Em 1975 as
Minas da Panasqueira pareciam ser no fim do mundo. Tinha de ir de autocarro da
Beirã até Portalegre. Ali mudava para outro que ia até Nisa. Em Nisa mudava
para outro que ia para Castelo Branco. Em Castelo Branco apanhava o comboio até
ao Fundão. No Fundão tinha de esperar pelo autocarro que ia para São Jorge da
Beira e fazia todas aquelas aldeias, passando na Barroca Grande onde estava
sedeada a empresa mineira inglesa Beralt Tin & Wolfram que suponho ainda
hoje detém aquela exploração mineira, embora mais reduzida.

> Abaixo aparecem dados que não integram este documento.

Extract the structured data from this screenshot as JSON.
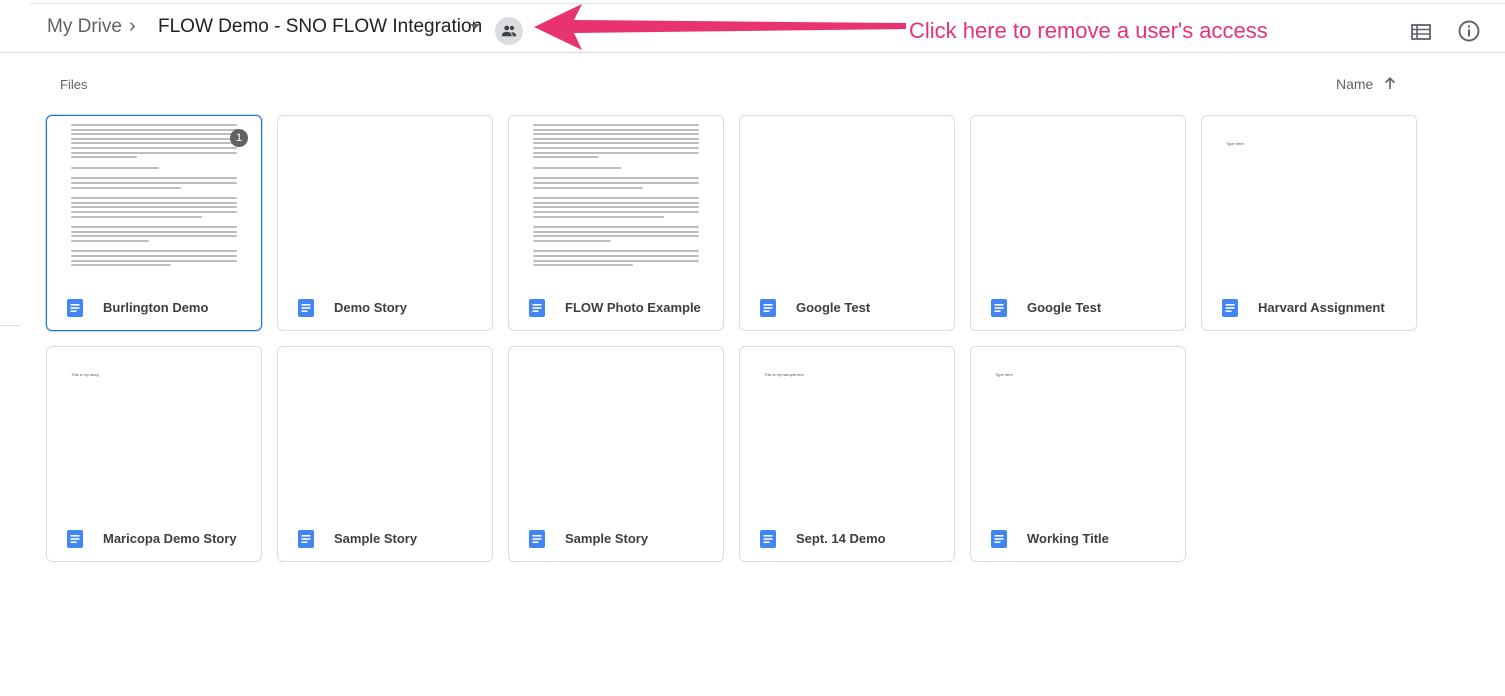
{
  "breadcrumb": {
    "root": "My Drive",
    "separator": "›",
    "current": "FLOW Demo - SNO FLOW Integration"
  },
  "annotation": {
    "text": "Click here to remove a user's access",
    "color": "#e8336f"
  },
  "icons": {
    "share": "people-icon",
    "list_view": "list-view-icon",
    "info": "info-icon",
    "sort": "arrow-up-icon",
    "doc": "google-docs-icon"
  },
  "section": {
    "label": "Files",
    "sort_label": "Name"
  },
  "colors": {
    "doc_blue": "#4285f4",
    "selected_border": "#1a73e8",
    "annotation": "#e8336f"
  },
  "files": [
    {
      "title": "Burlington Demo",
      "preview": "full-text",
      "badge": "1",
      "selected": true
    },
    {
      "title": "Demo Story",
      "preview": "blank"
    },
    {
      "title": "FLOW Photo Example",
      "preview": "full-text"
    },
    {
      "title": "Google Test",
      "preview": "blank"
    },
    {
      "title": "Google Test",
      "preview": "blank"
    },
    {
      "title": "Harvard Assignment",
      "preview": "short",
      "preview_text": "Type here"
    },
    {
      "title": "Maricopa Demo Story",
      "preview": "short",
      "preview_text": "This is my story"
    },
    {
      "title": "Sample Story",
      "preview": "blank"
    },
    {
      "title": "Sample Story",
      "preview": "blank"
    },
    {
      "title": "Sept. 14 Demo",
      "preview": "short",
      "preview_text": "This is my sample text"
    },
    {
      "title": "Working Title",
      "preview": "short",
      "preview_text": "Type here"
    }
  ]
}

Dez horas de viagem! Uma pessoa chegava lá mais moída que carne picada, mas valeu a pena. E como valeu! Foi o lugar onde mais gostei de estar em toda a minha vida porque as pessoas eram simplesmente fabulosas. O primo João Gaspar, a esposa Maria José e os seus dois rapazes, o António e o Zé Manel. O primo Antero, a esposa e as filhas. O José Mouro e toda a sua família. E muitos outros, tudo gente de bem e profundamente solidária que me receberam e acarinharam como se de mais um filho seu se tratasse.
Há coisas que nunca mais se esquecem na vida e favores que jamais conseguiremos retribuir, por mais anos que vivamos.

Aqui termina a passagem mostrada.